Is this a known issue? I’m assuming it’s driver related with this particular build of Windows, because using Windows 10 LTSB build 1607 has no issues with the drivers at all.
I’ve not used 1703 yet, so just downloaded an evaluation from Technet and tried in my lab … I get a crash at reboot too (same XenServer and GRID versions). Driver installs fine, reboot and it crashes. My advice, stick with 1607 LTSB for the time being, it’s tested and stable and will still provide a nice experience / security upgrade from Win 7. Then either apply that "creators update" to your 1607 base or create a new 1703 base when it’s been validated and is stable.
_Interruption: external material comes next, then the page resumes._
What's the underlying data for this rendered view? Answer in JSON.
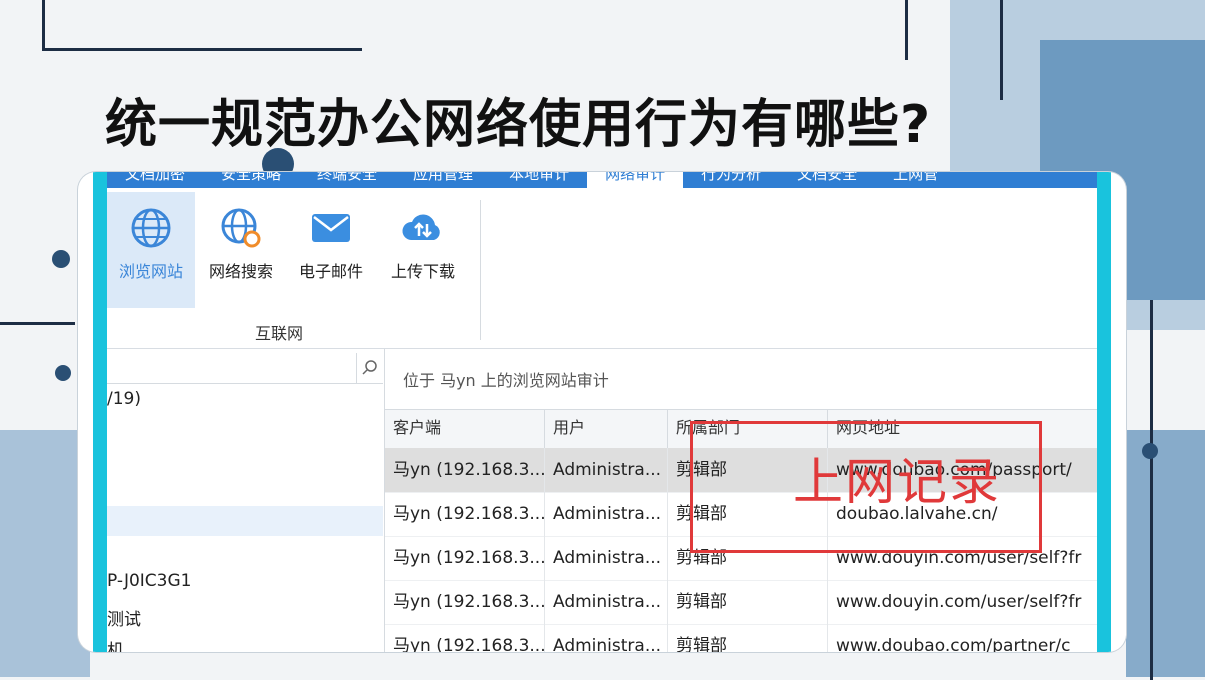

Just reading other forums, there are other GPU issues with 1703 as well …
I’ll raise it with the GRID team so they’re aware.
I have the same problem. I set up a new XenServer 7.1 host with one Tesla M60. Citrix XenDesktop 7.13 provides access to Windows 10 virtual machines. All Windows 10 v1607 machines are running fine, but v1703 crashes when the Grid driver 369.95 is installed on every boot showing "SYSTEM THREAD EXCEPTION NOT HANDLED".
I figured out it has something to do with the screen resolution of the virtual machine. I’m using the GRID M60-2Q (4 displays, 4k Res) profile in XenServer. If you install the Grid driver the screen resolution switches to 25601600. You can work with this as long as you do not reboot the Windows vm. If you restart you get the BSOD. You can "fix" your machine by choosing another GPU profile in XenCenter which does not allow resolution higher than Full HD, 19201200 seems to be the maximum working setting. You may have to restart the virtual machine several times until Windows 10 automatically repairs itself.
You can switch back to higher resolution profiles as long as you set a resolution not exceeding 1920*1200 before you restart the machine.
I also tested to connect to the machine via XenDesktop. As I’m using a maximum of three Full HD displays at the moment, I switched to a full screen desktop spanning all three displays, which works fine.
I hope this will help to fix the issue. We also have some laptops with builtin 4k displays, which may need access to these machines in the future.
as Win10 v1703 came out after the current GRID version it is not tested/supported. Please stay with v1607 until there is the next GRID release with support for 1703.